Graham Beck, Chardonnay and Pinot Noir, Methode Cap Classique, Brut, WO Western Cape, South Africa, disgorged March 2015, NV
This wine: a blend of chardonnay and pinot noir, bottle fermented, lees ageing over 15-18 months, mushroom cork closure, 12% abv, widely available, ~£12 (2016)
Consumer tasting note: made in the same way as champagne and cava, refreshing but not demanding acidity-wise, with a pleasant toasty orchard fruit nose and bouquet, not complex, but with decent flavour intensity and length.
WSET style tasting note
Appearance: clear and bright, pale intensity gold, showing tears and small bubbles.

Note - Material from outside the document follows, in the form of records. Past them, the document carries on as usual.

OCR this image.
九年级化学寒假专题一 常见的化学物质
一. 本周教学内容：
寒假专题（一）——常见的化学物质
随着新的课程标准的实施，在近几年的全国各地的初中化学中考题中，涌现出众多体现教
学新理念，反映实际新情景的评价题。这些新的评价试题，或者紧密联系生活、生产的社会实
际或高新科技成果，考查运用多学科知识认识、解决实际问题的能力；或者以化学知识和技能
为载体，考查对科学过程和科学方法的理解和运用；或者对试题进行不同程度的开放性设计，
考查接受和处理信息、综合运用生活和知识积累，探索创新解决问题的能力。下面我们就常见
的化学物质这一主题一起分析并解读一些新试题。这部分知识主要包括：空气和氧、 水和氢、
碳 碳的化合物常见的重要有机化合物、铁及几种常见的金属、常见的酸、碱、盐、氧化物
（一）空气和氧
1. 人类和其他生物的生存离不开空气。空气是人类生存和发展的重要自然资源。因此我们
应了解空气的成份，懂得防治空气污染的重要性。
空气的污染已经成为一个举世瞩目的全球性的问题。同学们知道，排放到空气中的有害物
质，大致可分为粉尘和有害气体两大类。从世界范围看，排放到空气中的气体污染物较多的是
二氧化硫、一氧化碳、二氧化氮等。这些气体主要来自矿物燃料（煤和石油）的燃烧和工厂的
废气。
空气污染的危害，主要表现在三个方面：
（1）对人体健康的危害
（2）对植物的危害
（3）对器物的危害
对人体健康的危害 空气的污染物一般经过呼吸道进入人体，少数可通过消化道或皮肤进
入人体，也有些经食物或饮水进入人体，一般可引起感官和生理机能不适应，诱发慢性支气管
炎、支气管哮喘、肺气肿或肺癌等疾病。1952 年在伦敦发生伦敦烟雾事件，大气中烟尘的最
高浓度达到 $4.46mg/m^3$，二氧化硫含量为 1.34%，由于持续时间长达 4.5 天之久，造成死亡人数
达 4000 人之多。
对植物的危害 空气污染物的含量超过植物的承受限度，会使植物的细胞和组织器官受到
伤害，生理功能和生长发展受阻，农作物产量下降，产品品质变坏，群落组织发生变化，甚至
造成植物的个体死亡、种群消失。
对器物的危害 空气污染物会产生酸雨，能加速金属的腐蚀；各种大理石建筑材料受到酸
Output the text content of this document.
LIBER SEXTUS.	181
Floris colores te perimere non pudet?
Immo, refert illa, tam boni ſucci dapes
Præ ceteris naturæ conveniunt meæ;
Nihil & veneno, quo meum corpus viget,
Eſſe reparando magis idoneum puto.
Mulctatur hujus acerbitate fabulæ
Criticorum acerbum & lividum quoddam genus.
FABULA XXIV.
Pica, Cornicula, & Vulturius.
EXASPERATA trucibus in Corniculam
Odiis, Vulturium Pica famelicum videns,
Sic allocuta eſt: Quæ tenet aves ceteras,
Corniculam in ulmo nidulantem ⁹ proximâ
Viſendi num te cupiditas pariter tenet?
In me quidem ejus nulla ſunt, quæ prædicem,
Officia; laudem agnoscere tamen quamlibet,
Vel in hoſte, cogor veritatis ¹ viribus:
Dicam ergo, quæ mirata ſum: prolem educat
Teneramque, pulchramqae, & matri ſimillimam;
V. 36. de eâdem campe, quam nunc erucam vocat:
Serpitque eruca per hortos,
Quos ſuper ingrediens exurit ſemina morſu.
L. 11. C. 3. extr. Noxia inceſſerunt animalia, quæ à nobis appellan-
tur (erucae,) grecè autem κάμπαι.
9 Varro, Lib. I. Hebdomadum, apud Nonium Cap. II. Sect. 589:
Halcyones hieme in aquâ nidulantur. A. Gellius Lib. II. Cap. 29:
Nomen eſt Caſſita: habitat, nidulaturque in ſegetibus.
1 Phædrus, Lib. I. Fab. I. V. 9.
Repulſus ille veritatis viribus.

Nose: clean, medium (+) intensity, fully developed, with aromas as they come, of toast and digestive biscuit, apple puree, green pear, gorse flower (delicate coconut-like), a spicy hint.
Palate: dry, medium (+) acidity, a medium (-) body, medium alcohol, medium intensity, with flavours of warm toast, baked apple, warm hay, and hints of coconut and ginger. A medium (+) toasty length with a creamy mousse and a long persistence, and a very low-key grip.
Quality: a good quality wine, decent acidity balances alcohol and flavour intensity; decent intensity, but lacks complexity, modest flavour concentration, following into a modest length.
Readiness for drinking/ageing potential: drink now, not suitable for further ageing – will hold for a year or so but has neither the concentration nor indicative length, nor complexity, to suggest potential for improvement.